A former cop talks about being a bastard: https://medium.com/@OfcrACab/confessions-of-a-former-bastard-cop-bb14d17bc759 In general, I agree with the notion to defund the police. It may sound extreme, but that’s because we live in an authoritarian country that fetishizes its law enforcement officers to the point of religious zeal.
I see. So when you talk about the majority getting their rights and acceptable exceptions you are allowing the meaning of "all men are created equal" to be fudged a tiny bit?
Cops Who Allegedly Assaulted and Arrested a Man for Standing Outside His Own House Are Protected by Qualified Immunity
Well, this is about as dumb a statement as I've read here in a while. What, in your mind, does that look like exactly?
But that doesn't mesh with the rest of your position. I'm not meaning to seem mean here but at times like these we are often called upon to question some of our assumptions, I'm certainly finding a lot of the things I take for granted about the world to be shaking slightly. We live in interesting times. If all men (read people for the sake of argument) are created equal and the association between taxation and representation truly holds the significance in the US it is supposed to (although fun fact, it actually has it's roots in English law, oh the irony) then there shouldn't be any grey areas. There shouldn't be any dispossessed minorities. There shouldn't even be an addendum that it applies only to citizens given that citizenship of the US was never actually part of the original argument. Therefore if there is one single person who pays regular taxes but has no means to vote then that is either a localised problem to be addressed or a tacit admission that there's some leeway in those natural rights of yours after all. After all it's the much larger failure to guarantee them in practise which has led us here, the vast, seemingly unbridgable gap between theory and reality. If you can accept a bit a wiggle room there, in that most sacred of sacreds, surely you can be willing to listen to the arguments around "defunding the police" without dismissing them out of hand because the literal interpretation sounds unworkable?
So Bernie’s making a nuanced argument that the pay for police in many places is too low. He’s not wrong. That is often an issue.
you suspect? Have you been to the Balkans? I have so I have a little "boots on the ground" perspective - whomever wrote this is chock full of shit & hyperbole. But believe what you want to believe Skippy!
Nope. 1776-1789, there were no US territories outside of the states. Vermont was part of New York, and Maine was part of Massachusetts. Wasn’t even a DC yet.
As a matter of law, they do, both legal and illegal immigrants. Representation is distinct from suffrage, and they are thus counted in the census for districting. Puerto Rico, DC, and the other territories are the larger problem here.
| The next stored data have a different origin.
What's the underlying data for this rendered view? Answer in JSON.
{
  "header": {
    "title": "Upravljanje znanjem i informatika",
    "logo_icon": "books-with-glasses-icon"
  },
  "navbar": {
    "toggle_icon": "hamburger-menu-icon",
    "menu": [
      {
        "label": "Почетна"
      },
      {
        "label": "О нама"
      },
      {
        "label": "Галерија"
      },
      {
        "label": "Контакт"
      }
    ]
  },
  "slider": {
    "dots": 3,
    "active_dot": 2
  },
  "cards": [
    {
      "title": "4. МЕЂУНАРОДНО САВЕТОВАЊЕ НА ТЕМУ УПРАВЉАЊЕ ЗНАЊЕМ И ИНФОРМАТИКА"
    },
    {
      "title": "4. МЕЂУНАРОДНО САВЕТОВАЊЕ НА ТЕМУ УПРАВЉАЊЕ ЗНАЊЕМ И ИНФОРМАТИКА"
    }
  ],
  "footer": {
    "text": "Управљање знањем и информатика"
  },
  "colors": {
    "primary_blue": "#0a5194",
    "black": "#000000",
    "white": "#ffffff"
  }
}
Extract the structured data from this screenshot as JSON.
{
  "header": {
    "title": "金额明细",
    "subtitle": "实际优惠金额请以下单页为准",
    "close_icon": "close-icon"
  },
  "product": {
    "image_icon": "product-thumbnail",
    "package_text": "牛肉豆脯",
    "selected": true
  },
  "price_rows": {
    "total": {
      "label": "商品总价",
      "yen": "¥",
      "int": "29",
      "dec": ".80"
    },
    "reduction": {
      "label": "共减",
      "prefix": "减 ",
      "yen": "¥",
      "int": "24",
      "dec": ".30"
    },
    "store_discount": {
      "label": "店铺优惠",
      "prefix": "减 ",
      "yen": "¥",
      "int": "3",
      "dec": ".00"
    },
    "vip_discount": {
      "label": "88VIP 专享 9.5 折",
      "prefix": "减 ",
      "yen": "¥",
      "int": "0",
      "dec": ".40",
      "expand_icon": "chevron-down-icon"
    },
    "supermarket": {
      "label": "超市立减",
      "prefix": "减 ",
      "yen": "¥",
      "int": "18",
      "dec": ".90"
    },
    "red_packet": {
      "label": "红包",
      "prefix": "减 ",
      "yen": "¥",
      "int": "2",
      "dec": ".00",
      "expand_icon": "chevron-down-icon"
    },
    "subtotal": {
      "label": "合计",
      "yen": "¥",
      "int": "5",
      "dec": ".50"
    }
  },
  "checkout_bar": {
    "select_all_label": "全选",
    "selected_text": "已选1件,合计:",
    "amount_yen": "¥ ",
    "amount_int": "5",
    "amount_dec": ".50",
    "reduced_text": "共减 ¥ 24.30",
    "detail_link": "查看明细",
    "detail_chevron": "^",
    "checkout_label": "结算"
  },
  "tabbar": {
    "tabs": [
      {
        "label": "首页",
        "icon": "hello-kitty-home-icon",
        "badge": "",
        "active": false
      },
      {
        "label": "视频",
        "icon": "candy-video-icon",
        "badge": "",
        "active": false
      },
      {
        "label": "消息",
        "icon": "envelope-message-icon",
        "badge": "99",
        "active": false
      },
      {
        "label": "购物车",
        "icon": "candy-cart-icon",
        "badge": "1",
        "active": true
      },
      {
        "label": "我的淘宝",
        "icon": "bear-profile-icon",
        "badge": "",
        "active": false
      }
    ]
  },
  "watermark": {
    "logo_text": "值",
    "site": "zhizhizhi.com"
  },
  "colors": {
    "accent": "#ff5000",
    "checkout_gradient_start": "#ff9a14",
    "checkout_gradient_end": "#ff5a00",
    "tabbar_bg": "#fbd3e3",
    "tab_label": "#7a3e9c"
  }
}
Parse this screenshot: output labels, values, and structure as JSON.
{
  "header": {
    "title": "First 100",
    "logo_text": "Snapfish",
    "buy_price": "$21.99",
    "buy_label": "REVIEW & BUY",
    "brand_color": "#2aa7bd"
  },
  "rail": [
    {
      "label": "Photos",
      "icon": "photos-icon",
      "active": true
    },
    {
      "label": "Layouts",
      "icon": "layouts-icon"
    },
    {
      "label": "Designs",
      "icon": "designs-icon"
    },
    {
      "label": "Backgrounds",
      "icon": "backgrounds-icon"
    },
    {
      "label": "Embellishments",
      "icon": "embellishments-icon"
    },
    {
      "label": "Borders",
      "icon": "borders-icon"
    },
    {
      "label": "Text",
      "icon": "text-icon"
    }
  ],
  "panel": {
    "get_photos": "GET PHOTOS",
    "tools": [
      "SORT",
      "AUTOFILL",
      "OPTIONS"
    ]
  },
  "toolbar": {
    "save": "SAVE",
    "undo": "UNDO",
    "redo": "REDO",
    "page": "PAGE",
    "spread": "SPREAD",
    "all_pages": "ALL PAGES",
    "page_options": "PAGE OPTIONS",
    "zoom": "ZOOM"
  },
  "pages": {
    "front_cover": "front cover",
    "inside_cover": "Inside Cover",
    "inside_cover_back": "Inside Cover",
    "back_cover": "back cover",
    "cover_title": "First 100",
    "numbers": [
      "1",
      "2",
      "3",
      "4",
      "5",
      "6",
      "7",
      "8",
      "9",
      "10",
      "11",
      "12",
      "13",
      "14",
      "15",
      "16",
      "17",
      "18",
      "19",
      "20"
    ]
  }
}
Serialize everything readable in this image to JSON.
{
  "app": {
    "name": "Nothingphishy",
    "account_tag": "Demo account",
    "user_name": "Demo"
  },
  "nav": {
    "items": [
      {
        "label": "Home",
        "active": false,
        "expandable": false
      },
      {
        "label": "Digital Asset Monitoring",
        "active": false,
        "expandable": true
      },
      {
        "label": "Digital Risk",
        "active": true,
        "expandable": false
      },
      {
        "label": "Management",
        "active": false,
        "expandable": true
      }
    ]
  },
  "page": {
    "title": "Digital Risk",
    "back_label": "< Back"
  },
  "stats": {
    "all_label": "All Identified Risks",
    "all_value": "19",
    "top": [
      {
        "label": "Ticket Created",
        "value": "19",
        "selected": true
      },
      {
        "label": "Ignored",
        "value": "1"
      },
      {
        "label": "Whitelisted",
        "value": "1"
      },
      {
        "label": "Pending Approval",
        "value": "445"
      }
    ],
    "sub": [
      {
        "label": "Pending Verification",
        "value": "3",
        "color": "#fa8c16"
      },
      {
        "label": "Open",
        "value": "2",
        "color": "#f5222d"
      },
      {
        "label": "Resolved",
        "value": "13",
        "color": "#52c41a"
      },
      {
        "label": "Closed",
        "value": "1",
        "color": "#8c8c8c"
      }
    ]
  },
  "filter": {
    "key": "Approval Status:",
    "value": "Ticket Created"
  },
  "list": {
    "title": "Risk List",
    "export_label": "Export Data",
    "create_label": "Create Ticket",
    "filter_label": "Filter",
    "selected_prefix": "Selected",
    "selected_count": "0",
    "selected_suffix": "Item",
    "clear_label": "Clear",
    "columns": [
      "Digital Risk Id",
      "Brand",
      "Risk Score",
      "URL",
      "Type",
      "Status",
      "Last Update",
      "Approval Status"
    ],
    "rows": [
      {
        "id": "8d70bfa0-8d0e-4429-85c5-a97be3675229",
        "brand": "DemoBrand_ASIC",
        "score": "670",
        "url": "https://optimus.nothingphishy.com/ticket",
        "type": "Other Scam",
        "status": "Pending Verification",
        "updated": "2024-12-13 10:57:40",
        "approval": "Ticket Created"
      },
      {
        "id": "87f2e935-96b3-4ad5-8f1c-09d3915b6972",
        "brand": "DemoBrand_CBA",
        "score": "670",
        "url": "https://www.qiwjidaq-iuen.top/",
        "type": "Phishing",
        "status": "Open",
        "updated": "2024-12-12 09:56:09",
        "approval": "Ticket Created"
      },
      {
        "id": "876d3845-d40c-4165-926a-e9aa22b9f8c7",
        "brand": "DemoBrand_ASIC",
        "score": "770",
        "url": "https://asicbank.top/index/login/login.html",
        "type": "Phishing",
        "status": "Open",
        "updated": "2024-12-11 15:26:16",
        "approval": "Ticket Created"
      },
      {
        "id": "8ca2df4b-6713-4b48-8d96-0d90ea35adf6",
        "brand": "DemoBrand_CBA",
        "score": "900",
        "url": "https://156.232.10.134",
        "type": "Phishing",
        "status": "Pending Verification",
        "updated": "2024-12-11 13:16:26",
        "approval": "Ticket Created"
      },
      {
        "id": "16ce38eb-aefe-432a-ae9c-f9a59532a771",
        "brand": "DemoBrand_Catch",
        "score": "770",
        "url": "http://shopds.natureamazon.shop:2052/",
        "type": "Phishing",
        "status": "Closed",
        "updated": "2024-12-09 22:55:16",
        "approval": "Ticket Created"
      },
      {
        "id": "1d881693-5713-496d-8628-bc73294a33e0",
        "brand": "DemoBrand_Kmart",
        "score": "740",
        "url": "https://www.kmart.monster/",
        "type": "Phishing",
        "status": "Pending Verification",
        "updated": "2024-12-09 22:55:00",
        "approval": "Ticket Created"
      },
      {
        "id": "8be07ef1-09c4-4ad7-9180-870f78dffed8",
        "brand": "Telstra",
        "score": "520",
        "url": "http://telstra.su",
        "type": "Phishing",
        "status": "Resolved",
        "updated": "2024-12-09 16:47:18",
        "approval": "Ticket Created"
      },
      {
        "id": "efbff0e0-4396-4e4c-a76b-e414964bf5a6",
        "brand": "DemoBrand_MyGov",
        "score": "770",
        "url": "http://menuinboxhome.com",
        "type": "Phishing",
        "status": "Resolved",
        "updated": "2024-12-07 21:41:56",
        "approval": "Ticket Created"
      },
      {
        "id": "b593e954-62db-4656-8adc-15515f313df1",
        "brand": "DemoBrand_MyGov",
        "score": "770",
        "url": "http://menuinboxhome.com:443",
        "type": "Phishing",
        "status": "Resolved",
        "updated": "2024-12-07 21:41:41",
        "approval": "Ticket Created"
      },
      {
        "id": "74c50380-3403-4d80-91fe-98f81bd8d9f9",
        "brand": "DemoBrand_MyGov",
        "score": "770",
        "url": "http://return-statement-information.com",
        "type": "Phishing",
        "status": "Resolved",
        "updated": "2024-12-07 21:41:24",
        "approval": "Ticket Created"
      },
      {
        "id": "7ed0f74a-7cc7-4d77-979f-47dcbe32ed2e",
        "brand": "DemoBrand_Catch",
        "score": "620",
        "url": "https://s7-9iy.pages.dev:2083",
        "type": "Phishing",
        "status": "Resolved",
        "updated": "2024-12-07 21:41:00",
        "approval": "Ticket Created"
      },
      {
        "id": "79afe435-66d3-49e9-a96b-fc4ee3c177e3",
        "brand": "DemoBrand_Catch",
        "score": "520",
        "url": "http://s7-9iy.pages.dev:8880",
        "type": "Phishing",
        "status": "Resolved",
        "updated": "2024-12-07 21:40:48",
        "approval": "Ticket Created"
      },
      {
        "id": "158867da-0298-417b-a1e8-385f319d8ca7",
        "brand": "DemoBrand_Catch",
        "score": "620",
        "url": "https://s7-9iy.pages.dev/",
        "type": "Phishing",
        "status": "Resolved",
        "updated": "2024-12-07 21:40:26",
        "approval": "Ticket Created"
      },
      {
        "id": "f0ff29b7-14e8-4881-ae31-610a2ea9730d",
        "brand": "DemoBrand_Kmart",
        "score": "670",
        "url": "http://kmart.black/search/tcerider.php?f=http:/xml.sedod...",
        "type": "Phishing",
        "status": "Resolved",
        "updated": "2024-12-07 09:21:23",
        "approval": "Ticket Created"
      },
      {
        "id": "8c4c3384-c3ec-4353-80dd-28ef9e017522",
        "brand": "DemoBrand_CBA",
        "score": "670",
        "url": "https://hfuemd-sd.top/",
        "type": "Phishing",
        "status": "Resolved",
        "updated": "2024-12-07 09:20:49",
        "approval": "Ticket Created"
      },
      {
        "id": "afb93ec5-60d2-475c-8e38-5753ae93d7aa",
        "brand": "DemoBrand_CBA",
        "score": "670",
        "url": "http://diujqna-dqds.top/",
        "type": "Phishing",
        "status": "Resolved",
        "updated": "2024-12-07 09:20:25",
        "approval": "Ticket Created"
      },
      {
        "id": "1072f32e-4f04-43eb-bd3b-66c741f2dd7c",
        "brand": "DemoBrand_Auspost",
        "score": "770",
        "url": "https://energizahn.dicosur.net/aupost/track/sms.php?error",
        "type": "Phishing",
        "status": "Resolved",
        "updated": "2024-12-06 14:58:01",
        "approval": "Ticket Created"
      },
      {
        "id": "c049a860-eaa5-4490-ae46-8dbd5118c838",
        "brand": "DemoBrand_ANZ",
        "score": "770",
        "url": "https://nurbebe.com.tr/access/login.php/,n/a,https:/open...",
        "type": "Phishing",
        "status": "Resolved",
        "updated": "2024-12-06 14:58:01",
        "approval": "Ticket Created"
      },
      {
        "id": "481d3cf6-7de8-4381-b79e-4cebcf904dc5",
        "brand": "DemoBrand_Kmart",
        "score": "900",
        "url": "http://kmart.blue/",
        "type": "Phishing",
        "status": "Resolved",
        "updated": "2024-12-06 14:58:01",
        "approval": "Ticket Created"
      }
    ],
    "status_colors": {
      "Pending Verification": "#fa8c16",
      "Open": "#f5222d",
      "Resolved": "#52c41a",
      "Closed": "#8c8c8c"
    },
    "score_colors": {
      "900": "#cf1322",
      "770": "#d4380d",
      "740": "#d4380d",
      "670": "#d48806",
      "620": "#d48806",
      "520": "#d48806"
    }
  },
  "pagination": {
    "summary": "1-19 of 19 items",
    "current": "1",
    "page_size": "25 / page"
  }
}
So any territories that cane afterward were deliberately created to include taxation without representation?
And England was representing your colonies interests in its parliament on your behalf, without any of the mess like needing to elect your representatives. If the argument is then made that it wasn't been represented equally, a little thing called the 3/5 compromise raises its head.
@Federal Farmer a simple question. Yes/No, do you truly believe that those who fought the US revolutionary war and wrote its constitution truly believed that all men were created equal?
Some did, yes. It’s well known that Jefferson saw the hypocrisy and he freed his slaves. Washington did as well. Congress banned the importation of slaves and planned on ending slavery by the first quarter of the 19th century.
Washington freed some of his slaves when he died, and during his life engaged in practices like moving them around the country to avoid local laws that would have required freeing them and stealing their teeth to use as dentures. Politicians making vague hints to do something in the future are worthless platitudes designed to maintain the status quo.
Jefferson did not free his slaves. Did Jefferson free anyone he owned? Of the over 600 people Jefferson owned, he formally freed only seven. During his lifetime, Jefferson freed two enslaved men. At his death, Jefferson bequeathed freedom to five men in his will, two of them were his sons Madison and Eston Hemings. At least three other slaves were unofficially freed when Beverly Hemings, Harriet Hemings, and James (son of Critta Hemings Bowles) were allowed to leave Monticello without pursuit. The question about Washington isn't as clear cut. Washington’s “domestics” were enslaved workers. And though he promised in his will to free all of his workers when he died, only one of them immediately went free and nearly half of the enslaved people at Mount Vernon remained in bondage for decades. The reason why has to do with law, marriage and a family that disagreed with their patriarch’s evolving views on slavery.
Once again, non-Americans know more about American history than the self-proclaimed American "historians." I want to blame the public schools, but intelligent people continue their self-education long after they get that high school diploma. The just keep quoting platitudes.
No, you said that "some" did, and then provided examples that could be used to argue either way. This all started when you said that slogans which require more detailed explanation are bad, so it should be simple enough for a categoric yes or no response.